In the automobile regular market, multiple products may be in play during a sale. To repeat, these include a trade-in, extended warranties, dealer financing, auto clubs, and maintenance contracts. None of these factors are part of the insured totaled vehicle market, where it is all about the money. Add to this the fact that insureds are novices at resolving insurance claims while the insurer may handle hundreds each day, thereby adding to the imbalance of insured totaled vehicle market forces.
The NAIC Model Act and the state variations thereon assign the retail automobile industry a prominent position in determining the value of totaled vehicles. Retail sales data form the basis of valuations and, therefore, data summary data published by dealers' associations are preferred data sources.
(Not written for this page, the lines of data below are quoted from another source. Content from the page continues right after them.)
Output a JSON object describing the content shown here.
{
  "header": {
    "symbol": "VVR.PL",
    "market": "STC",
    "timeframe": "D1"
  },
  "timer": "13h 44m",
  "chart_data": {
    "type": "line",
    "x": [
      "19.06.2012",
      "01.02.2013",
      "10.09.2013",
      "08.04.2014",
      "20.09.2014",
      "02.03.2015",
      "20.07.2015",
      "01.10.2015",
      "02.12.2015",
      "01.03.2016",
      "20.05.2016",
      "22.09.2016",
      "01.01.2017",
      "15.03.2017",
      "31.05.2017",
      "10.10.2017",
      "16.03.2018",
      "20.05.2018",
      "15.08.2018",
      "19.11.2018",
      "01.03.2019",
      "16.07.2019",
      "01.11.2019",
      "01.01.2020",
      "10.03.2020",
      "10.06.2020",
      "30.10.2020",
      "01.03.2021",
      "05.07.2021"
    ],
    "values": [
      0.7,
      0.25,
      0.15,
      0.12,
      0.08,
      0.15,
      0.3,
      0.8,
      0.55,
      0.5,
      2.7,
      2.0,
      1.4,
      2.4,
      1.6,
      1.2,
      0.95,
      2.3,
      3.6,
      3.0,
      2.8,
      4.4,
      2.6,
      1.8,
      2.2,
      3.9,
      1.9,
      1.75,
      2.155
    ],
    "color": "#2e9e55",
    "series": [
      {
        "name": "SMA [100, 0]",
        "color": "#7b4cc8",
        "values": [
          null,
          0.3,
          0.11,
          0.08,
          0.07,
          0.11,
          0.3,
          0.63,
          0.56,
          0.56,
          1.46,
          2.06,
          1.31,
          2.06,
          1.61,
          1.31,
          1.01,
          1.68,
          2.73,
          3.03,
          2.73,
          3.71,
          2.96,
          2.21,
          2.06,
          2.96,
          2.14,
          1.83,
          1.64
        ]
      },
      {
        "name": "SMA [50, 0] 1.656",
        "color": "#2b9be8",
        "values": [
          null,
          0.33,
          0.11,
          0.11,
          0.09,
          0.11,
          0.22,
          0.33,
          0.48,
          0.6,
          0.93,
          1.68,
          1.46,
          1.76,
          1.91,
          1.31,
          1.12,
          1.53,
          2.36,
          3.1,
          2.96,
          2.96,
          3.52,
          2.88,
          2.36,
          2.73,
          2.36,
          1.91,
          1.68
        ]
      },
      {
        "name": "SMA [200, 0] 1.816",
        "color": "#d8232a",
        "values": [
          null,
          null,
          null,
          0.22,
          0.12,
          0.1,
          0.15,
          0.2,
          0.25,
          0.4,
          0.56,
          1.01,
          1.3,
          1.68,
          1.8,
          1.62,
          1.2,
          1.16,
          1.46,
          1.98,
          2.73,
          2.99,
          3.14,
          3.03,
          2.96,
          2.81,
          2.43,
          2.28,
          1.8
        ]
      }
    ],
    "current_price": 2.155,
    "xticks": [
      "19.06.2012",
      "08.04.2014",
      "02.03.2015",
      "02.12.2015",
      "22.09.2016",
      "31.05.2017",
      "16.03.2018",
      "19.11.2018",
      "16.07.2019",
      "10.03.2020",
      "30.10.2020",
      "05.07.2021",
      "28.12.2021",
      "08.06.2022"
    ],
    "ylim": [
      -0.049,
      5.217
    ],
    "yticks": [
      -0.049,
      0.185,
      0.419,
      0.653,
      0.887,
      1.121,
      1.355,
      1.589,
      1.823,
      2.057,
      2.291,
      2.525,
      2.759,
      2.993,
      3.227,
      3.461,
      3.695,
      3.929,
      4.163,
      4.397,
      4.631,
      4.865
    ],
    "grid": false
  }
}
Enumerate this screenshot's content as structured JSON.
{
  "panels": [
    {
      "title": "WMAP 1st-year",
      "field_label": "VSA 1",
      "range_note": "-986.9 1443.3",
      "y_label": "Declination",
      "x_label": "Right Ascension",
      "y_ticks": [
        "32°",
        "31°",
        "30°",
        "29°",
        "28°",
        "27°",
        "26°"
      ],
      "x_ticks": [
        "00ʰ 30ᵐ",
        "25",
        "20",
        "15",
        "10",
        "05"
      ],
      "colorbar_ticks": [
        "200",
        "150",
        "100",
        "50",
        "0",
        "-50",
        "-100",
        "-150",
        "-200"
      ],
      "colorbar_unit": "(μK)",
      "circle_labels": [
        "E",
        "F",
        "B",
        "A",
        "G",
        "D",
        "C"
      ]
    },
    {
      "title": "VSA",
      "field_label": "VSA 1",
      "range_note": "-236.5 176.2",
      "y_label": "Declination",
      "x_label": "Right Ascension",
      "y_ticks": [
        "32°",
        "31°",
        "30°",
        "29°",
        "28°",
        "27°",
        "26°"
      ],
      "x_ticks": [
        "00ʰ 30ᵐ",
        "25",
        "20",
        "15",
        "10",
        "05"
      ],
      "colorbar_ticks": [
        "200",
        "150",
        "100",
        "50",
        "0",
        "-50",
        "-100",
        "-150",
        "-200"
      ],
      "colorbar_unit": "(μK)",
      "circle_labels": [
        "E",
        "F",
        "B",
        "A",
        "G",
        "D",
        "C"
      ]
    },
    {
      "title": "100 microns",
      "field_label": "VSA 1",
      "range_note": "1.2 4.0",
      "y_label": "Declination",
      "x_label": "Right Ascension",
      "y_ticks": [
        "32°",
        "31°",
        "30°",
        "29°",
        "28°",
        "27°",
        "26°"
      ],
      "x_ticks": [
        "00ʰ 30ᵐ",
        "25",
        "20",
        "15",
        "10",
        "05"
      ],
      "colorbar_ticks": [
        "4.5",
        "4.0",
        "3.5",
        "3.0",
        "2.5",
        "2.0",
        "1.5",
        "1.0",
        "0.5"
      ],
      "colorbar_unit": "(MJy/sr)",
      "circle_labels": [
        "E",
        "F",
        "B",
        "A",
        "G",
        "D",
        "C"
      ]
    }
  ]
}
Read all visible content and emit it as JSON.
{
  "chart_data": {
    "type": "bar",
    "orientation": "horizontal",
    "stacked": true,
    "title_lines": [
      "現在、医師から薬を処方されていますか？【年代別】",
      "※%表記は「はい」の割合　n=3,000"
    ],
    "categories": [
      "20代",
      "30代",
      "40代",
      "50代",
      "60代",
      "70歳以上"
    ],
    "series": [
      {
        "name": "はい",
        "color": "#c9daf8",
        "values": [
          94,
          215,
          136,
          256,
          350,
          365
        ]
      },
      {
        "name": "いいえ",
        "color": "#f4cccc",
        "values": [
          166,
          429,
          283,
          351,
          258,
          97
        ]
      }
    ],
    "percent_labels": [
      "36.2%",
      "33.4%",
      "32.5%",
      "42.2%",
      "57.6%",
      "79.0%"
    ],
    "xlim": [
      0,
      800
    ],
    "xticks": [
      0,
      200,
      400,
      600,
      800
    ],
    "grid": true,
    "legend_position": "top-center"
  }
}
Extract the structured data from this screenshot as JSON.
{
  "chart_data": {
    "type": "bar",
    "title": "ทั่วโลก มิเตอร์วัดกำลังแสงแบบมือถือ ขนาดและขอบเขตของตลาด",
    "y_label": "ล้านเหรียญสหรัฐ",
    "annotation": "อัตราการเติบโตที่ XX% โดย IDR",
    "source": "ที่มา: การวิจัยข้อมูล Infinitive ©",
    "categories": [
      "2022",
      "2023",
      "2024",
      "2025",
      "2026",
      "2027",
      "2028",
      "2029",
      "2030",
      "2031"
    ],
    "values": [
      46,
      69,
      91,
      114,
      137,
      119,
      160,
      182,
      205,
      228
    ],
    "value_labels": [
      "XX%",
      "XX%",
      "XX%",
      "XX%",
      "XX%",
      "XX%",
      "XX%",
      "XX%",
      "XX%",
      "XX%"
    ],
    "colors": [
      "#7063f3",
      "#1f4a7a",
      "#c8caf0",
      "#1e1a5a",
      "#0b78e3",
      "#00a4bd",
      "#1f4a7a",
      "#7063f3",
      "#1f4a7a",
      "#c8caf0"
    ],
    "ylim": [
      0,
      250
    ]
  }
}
One consequence of this fact is that the insurance industry's ability to develop its own separate database may confront challenges if the database is based on settlements made by the insurer.
One might also infer that attempts by either insurers or vendors to simulate real market conditions to show that any particular algorithm captures real market behavior is a spurious representation given the differences between the automobile regular market and the insured totaled vehicle markets.
Other obstacles to settling totaled vehicle claims using statistical models without compromising the insurance contract and principles of utmost good faith are the subjects of future commentaries.